Un altro Paraclito, lo Spirito della verità:
Non sentiamo parlare lo Spirito, ma Gesù ci parla di lui. Fa parte, importantissima, della sua rivelazione. Tutte le volte che ci affacciamo su questo insegnamento, ci viene da domandarci che cosa ne capissero gli uditori di Gesù, a cominciare dagli Apostoli. Eppure Gesù ne parla con una familiarità che solo la sua ineffabile consapevolezza di sé, del mistero di Dio, gli poteva dare.
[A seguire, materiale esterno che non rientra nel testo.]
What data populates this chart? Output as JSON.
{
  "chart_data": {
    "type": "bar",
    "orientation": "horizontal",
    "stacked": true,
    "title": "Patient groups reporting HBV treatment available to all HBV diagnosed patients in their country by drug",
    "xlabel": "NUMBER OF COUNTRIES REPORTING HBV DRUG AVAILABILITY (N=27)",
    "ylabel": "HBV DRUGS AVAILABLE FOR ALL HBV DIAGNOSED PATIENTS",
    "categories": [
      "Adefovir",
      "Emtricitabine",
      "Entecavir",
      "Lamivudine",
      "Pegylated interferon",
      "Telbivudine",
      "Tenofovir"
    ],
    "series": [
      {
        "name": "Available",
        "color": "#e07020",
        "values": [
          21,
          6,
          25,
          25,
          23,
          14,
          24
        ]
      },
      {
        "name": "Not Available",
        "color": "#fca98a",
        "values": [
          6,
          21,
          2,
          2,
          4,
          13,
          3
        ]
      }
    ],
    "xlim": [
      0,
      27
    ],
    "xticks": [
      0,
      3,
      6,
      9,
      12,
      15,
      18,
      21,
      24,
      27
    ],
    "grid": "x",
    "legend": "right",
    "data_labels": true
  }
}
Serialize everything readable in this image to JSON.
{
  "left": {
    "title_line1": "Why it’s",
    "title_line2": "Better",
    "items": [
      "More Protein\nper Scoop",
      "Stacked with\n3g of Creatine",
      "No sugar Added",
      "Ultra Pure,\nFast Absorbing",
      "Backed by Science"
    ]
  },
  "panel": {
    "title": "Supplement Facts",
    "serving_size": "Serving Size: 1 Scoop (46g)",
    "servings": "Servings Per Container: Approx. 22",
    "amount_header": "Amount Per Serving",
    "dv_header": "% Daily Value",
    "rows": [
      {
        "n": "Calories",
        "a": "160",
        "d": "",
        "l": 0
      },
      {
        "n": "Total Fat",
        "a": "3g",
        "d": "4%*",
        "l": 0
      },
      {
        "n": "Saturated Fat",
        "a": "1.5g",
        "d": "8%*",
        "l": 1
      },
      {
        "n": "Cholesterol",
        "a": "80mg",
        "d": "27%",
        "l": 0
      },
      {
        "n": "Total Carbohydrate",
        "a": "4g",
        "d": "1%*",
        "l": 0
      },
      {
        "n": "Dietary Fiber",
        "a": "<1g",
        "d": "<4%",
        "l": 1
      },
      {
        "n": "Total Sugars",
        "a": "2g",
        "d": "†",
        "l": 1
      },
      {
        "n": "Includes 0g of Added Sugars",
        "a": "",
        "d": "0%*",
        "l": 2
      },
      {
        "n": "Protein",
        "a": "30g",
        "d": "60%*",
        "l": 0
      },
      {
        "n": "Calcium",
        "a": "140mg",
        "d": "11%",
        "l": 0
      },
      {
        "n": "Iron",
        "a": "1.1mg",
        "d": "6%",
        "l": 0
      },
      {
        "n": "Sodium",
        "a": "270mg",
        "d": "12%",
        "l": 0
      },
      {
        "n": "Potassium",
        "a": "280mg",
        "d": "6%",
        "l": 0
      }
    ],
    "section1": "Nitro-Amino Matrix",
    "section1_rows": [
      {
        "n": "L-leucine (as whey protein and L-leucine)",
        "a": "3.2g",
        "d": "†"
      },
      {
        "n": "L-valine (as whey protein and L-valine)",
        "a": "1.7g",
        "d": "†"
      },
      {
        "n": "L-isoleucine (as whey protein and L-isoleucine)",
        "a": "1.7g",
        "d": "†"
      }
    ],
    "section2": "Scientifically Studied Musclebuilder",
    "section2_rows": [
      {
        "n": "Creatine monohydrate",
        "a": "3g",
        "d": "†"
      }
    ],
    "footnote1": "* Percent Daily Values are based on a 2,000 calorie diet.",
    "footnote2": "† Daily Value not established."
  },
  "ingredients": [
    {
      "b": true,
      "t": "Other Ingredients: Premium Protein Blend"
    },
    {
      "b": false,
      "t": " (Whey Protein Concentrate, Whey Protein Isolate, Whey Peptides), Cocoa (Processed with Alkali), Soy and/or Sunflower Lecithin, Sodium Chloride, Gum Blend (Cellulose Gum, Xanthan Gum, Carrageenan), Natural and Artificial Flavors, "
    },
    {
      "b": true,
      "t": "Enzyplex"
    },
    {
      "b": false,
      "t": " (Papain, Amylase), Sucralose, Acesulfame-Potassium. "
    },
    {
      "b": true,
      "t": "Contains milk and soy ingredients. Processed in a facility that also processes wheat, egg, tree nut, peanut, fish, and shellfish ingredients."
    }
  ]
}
Da duemila anni viene riproposto questo insegnamento dai discepoli di Gesù, tutte le volte che viene presentata la proposta di seguire Gesù. Il mistero della Rivelazione è grande, ma Gesù ha fiducia: nel Padre, nello Spirito, in se stesso – e anche in noi. Egli ha fiducia che noi rispondiamo di sì alla sua rivelazione e che ci affidiamo a quel grado di comprensione che lui ci concede. E noi, con la sua grazia, ci fidiamo: non c’è bisogno di un alto grado di comprensione per fidarci – basta sapere che questa fiducia Lui la merita tutta. Mi pare che sia proprio quello che Gesù cerca incessantemente di dirci. Lui è quello che dice di essere, e tutto quello che fa è componente della sua Verità. Lui l’affida a noi e ci chiede che a nostra volta noi ci fidiamo, ci affidiamo a lui; e non abbiamo paura di chi sta attorno a noi. La non-fede diffusa non è un argomento contro la nostra fede.
Dunque Gesù, a poche ore di distanza dalla sua crocifissione lascia ai suoi discepoli l’impegno di osservare i suoi comandamenti. Quali, adesso non viene detto, ma non ci illudiamo che siano facili. Per questo egli da parte del Padre ci ottiene un aiuto inatteso, dai nomi misteriosi: “Paraclito, Spirito di verità”. A dire il vero, anche Gesù è Paraclito, come dirà lo stesso San Giovanni nella sua prima Lettera (2,1: “se qualcuno ha peccato, abbiamo un Paraclito presso il Padre, Gesù Cristo giusto”). Ma adesso, nel discorso di Gesù, Paraclito è un altro, lo Spirito di Verità (che noi chiamiamo con il nome più solito “Spirito Santo”) e noi veniamo introdotti al mistero di questa Persona, della sua presenza e funzione nella nostra vita.
Gesù, Figlio, ci ottiene dal Padre il dono di una presenza costante, duratura, di questa altra persona divina, che è la Verità, porta la Verità, in comunione intima con la persona di Gesù, che è lui pure la Verità. Egli partecipa talmente della verità stessa di Gesù da essere presente e operante dove c’è Gesù, con gli stessi obbiettivi di Gesù. Questa comunanza di obiettivi, nel tempo in cui Gesù non è più visibilmente presente, orienterà l’azione del Paraclito tra quelli che sono di Gesù. Egli sarà l’anima dell’evangelizzazione e il difensore per eccellenza della causa di Gesù nel continuo scontro che le forze del male muoveranno contro Gesù e i suoi interessi. Nei discorsi d’addio Gesù nomina cinque volte il Paraclito e noi lo incontriamo sempre al fianco di Gesù e nostro, per difendere gli interessi di Gesù e nostri, con la sua luce e la sua forza. Noi chiediamo a Gesù di acquistare sempre più familiarità, fiducia, attenzione ubbidiente verso questa Persona misteriosa e benedetta, dolcissima, divenuta “anima della nostra anima”. E intanto esercitiamoci nel colloquio fiducioso con lui, implorando il dono del dialogo: parlandoci, si incomincia a conoscerci meglio, a vincere i sentimenti di estraneità. Penso che questa preghiera gli sia molto gradita.